厚生労働省より、65〜69歳世代の就労率が50%を超えたことが報道されました。筆者自身もこの世代に含まれており、そろそろ退任したい、などと考えていたところに現実を提示された気分になりました。
毎年夏に公表される簡易生命表によれば、コロナ禍による影響から回復した2023年の平均寿命より5年短い平均寿命の時期は、男性でも女性でも30年近く前でした。したがって、平均寿命の延伸は30年程度かけて5年ということになります。
一方、これまで、体育の日(現、スポーツの日)頃に毎年公表されるスポーツ庁による体力・運動能力調査の結果で、低下は脱したもののなかなか元に戻らない子どもの体力・運動能力に対して、高齢者の体力・運動能力は着実に向上していることが報告されていました。体力合計点でみると、現在の70〜74歳の平均点は15年前の65〜69歳の平均点に相当することになります。個々のデータがある中で、握力は世代間の差が大きく、最も古い公表値(25年前)の5歳若い年齢群の平均値に現在の平均値は達してはいませんが、上体起こしでは現在の70~74歳(男性)の平均値は10年前の65〜69歳の平均値に匹敵しています。したがって、体力についてはおおよそ10〜15年で5歳分若くなっていると言えそうです。
日本老年医学会は既に2017年にワーキンググループの報告書として、「高齢者を75歳以上とし、准高齢者を65〜74歳」という提言をしていました。2024年6月、さらに『高齢者および高齢社会に関する検討ワーキンググループ報告書2024』が発表され、様々なデータとともに高齢者の定義に関する提言の根拠が述べられています。
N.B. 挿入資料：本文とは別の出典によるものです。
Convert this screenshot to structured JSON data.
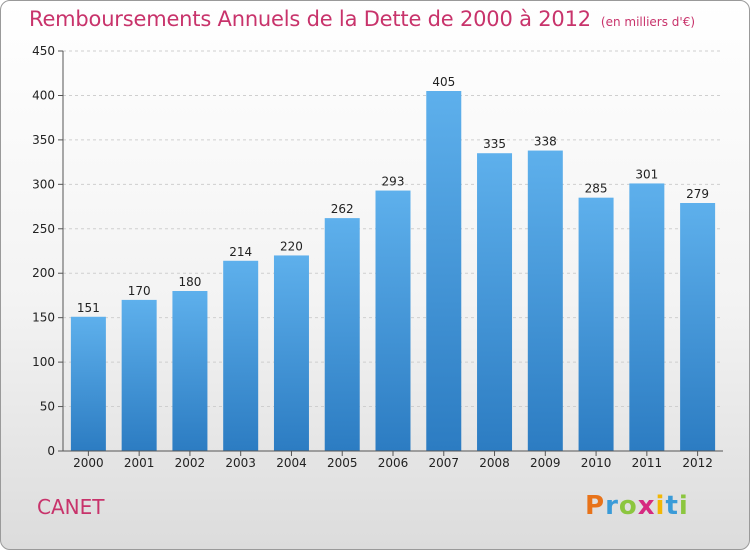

なお、『令和5年版高齢社会白書』の第1章:高齢化の状況、第3節:高齢者の健康をめぐる動向についてにおいて、健康状態の自己評価で65〜69歳(男性)の19.4%は「良くない」か「あまり良くない」と回答し、同年齢群(女性)の9.7%を大きく上回っています。70〜74歳群では、同じ回答が男女とも21〜22%と同程度であり、70歳になるまでは働くべき、と一概に言うことはできないように感じます。
私自身は5年前に比べると、快適に走ることができる距離や時間は確実に短くなっていると実感し、膝が痛くなったり腫れたり、という身体トラブルも増えていることを痛感しています。また、数年前のように、平日通常の勤務、週末スポーツ関連の現場帯同や学会参加などで数カ月休みなく活動することは難しくなったと感じ、適切に休養日を設定するようにしています。